Shlomo Mor-Yosef, director of the Hadassah hospital in Jerusalem, gave reporters an update of Sharon's condition.

"There has been no change during the night," he said. "All the vital signs that we measure - blood pressure, intra-cranial pressure - all these vital signs have been stable, within the normal levels and this is positive."

He said that a team of medics would meet later in the day to discuss whether Sharon should undergo another brain scan.

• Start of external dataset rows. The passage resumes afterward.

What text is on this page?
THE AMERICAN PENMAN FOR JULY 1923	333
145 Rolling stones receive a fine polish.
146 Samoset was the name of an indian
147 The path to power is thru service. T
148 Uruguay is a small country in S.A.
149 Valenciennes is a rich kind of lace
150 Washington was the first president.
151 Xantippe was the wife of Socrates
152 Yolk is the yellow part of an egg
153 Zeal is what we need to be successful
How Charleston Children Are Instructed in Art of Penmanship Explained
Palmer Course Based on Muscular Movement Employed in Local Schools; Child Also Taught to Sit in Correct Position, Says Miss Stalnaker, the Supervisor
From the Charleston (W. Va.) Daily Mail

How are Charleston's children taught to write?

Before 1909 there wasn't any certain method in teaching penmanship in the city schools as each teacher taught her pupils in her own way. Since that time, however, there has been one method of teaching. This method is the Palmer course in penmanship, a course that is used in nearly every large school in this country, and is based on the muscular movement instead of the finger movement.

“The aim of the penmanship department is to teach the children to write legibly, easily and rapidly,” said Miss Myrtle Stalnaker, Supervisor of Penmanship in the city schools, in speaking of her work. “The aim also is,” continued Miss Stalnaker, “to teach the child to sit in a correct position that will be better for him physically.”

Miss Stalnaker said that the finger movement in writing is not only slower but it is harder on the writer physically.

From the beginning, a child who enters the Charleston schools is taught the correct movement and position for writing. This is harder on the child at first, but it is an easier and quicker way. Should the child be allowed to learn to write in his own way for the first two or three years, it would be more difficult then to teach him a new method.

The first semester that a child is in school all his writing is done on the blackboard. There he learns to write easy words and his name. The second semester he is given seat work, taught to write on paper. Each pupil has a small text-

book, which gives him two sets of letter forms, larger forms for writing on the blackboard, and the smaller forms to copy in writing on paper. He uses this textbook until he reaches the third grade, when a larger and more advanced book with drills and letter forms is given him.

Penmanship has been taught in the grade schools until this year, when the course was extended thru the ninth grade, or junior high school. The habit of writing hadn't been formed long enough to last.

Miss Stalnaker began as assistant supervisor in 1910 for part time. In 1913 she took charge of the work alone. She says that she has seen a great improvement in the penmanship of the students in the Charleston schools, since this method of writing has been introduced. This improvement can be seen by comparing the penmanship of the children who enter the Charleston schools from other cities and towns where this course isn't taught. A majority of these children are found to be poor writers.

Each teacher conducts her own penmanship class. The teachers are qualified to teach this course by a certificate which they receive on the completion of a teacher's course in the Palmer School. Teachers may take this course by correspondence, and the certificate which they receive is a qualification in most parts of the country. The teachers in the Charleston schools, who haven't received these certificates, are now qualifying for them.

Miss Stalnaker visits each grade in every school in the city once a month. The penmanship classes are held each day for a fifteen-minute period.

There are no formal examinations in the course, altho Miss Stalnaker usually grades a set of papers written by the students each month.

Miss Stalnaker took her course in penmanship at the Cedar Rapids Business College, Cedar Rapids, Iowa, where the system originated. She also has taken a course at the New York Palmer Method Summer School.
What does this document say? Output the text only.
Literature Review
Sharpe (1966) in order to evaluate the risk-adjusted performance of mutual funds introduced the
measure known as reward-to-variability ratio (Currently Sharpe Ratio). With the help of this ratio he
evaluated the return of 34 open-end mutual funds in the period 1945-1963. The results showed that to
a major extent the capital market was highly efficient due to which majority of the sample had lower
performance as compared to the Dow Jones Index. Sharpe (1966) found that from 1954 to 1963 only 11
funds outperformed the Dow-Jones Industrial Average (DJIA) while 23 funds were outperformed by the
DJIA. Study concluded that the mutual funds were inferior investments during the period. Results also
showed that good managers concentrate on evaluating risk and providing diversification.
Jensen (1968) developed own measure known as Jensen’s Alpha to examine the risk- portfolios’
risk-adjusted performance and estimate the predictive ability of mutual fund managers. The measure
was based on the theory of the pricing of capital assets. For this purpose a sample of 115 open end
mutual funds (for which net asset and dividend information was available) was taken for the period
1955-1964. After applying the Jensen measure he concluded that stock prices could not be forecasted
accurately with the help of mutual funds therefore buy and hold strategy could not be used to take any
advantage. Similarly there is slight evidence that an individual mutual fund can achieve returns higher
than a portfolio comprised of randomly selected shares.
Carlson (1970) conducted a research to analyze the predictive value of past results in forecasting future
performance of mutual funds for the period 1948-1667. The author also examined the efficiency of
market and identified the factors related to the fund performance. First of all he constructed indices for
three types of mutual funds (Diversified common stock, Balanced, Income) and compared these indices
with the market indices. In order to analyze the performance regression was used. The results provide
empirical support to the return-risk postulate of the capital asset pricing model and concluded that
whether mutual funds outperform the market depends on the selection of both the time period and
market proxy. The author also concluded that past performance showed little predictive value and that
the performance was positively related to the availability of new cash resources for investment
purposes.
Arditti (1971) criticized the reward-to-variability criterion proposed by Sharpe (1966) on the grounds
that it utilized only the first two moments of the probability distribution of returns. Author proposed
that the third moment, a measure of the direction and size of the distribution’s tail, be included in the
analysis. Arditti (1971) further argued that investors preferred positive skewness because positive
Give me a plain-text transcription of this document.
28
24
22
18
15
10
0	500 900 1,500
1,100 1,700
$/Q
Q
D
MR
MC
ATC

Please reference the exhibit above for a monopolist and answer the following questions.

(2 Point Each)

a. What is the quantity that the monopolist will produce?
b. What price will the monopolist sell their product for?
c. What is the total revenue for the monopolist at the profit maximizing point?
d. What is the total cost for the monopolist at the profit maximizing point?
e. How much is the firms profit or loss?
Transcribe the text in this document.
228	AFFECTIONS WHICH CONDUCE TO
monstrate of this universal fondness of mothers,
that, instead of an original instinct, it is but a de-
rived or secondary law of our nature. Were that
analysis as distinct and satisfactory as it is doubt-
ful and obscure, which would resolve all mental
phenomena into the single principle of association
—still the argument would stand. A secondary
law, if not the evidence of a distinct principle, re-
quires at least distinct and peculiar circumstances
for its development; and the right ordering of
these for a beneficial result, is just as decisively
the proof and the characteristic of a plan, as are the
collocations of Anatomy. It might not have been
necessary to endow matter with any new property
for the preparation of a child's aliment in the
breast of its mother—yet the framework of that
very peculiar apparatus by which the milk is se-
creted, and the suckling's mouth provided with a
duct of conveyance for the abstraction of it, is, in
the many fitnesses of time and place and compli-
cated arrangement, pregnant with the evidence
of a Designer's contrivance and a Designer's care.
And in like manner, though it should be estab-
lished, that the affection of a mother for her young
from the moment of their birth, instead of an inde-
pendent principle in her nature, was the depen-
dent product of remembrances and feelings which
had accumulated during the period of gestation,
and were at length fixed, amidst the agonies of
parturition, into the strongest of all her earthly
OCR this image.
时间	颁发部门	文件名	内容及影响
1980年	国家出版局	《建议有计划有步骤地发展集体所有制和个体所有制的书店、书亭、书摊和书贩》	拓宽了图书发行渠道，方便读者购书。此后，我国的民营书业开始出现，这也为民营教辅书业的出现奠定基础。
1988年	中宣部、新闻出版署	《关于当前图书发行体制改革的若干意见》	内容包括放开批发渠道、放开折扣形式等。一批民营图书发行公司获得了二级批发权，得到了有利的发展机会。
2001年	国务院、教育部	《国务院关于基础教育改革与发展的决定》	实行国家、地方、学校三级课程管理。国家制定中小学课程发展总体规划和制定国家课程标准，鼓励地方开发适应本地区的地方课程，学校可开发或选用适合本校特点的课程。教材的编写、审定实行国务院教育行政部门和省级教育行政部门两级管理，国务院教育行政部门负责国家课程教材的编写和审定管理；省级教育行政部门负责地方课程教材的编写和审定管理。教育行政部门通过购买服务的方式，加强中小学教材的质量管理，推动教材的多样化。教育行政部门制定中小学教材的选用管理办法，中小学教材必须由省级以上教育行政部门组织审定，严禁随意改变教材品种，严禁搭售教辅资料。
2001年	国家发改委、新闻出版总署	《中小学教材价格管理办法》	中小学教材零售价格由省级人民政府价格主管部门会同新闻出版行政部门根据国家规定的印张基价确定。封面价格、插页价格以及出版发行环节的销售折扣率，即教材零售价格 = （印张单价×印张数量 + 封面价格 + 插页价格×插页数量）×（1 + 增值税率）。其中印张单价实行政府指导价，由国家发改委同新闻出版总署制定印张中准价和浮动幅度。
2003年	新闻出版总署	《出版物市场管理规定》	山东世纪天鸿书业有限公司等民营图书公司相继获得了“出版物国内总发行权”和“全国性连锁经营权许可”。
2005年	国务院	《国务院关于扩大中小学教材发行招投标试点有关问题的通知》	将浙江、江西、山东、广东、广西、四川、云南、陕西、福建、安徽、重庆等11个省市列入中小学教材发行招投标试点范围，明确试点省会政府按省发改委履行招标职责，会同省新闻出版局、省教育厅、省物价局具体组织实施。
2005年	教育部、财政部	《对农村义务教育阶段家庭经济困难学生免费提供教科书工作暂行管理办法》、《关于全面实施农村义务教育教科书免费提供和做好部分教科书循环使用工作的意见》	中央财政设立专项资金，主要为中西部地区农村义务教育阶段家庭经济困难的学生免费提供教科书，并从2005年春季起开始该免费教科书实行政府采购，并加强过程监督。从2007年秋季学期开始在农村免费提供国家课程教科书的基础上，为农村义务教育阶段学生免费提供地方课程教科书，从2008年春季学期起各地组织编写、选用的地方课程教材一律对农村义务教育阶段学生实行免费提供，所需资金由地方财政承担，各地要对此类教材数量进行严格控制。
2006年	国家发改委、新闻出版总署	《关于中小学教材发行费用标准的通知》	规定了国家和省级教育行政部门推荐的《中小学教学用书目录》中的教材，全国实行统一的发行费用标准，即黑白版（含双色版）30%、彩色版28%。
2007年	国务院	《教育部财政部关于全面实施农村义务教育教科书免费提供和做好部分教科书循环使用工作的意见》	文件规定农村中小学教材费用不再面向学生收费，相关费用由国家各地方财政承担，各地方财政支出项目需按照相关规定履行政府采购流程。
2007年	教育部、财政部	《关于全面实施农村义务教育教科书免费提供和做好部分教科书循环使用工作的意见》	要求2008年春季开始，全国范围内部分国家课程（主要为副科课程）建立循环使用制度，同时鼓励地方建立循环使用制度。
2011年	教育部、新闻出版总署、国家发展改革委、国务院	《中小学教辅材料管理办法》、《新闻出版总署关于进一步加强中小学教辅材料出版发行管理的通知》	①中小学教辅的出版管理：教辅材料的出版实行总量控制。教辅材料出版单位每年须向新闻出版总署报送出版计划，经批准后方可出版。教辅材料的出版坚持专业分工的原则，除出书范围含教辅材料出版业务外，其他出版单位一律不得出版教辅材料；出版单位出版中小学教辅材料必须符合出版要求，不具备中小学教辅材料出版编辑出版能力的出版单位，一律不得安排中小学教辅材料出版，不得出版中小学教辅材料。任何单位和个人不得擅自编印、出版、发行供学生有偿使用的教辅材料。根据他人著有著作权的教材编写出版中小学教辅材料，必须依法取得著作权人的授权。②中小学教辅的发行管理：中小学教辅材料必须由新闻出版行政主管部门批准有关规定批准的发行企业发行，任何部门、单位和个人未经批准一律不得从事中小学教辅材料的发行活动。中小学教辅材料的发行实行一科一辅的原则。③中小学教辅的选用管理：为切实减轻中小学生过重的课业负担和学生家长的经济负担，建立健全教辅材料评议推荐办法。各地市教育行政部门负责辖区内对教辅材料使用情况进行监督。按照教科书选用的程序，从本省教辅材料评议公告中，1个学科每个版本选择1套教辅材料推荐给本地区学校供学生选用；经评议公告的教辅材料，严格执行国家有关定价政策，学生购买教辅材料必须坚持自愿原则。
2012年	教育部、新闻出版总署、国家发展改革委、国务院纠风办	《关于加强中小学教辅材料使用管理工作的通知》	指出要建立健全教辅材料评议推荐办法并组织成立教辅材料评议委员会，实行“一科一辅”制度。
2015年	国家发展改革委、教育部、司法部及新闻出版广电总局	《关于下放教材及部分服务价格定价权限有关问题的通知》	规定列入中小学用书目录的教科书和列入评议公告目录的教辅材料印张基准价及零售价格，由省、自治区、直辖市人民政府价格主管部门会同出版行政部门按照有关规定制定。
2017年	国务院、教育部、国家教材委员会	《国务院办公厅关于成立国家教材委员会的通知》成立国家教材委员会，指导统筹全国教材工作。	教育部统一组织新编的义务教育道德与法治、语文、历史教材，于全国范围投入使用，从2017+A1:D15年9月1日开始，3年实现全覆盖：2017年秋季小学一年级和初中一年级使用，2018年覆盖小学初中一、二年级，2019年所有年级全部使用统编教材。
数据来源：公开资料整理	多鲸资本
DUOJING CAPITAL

On Thursday night, Dr Mor-Yosef had said that Sharon's pupils were responding to light, "which means the brain is functioning". "We are fighting for the life of the prime minister, with no compromise," he said.

 

Full recovery unlikely

 

Neurosurgeons not involved in Sharon's treatment said a full recovery was unlikely after such a massive stroke. Sharon

was taken to Jerusalem for treatment late on Wednesday from his ranch in the Nev desert in southern Israel.

 

Sharon's deputy, Ehud Olmert, took the reins on Thursday as acting prime minister and tried to convey a sense of stability, but Sharon's grave condition left Israelis stunned and threw his  peace agenda into doubt.

 

Sharon's collapse less than three months before elections left his moderate Kadima Party, which appeared headed for an easy victory, in limbo. Aides to Sharon said they were working on the assumption he would not return to work.

 

Opinion polls have predicted that Sharon, 77, would easily win a general election scheduled for 28 March. He was due to contest the election at the head of Kadima, his newly formed centrist party. He recently left Likud, where right-wingers had criticised the withdrawal from Gaza.



Aluf Ben, Haaretz's diplomatic correspondent, wrote on the newspaper's website: "With all due caution, it appears as though the era of Sharon leading Israel has reached its tragic end."

The Final Battle

 

Israel's largest newspaper, Yedioth Ahronoth, summed up Sharon's situation with the headline "The Final Battle". George W Bush, the US president, said: "Prime minister Sharon is a man of courage and peace. On behalf of all Americans, we send our best wishes and hopes to the prime minister and his family."

 

Sharon had been due to undergo an operation on Thursday at Hadassah to repair a tiny hole in his heart thought to have caused the blood clot that led to a minor stroke on 18 December. 



Doctors speculated on Israeli television that blood-thinning drugs administered over the past two weeks may have contributed to Wednesday's more severe stroke.



After several days in hospital last month Sharon quickly ploughed back into a punishing public schedule. He has campaigned on a reconciliatory platform to give up more occupied land in the West Bank as a way to end decades of conflict, but has vowed to keep large settlement blocs.

Palestinian reaction

 

Palestinians have long suspected that Sharon's plans for ending conflict meant that he would dictate terms that would leave them only fragments of the state they seek. Nabil Shaath, the deputy Palestinian prime minister, said he did not believe that Sharon ever had any faith in the peace process, but his condition would increase uncertainty over getting back to negotiations. Resistance factions reacted with glee to the news.



The Islamist Hamas said: "The whole region will be better off with him absent. Sharon was the one who carried out massacres and terrorism for decades against our people."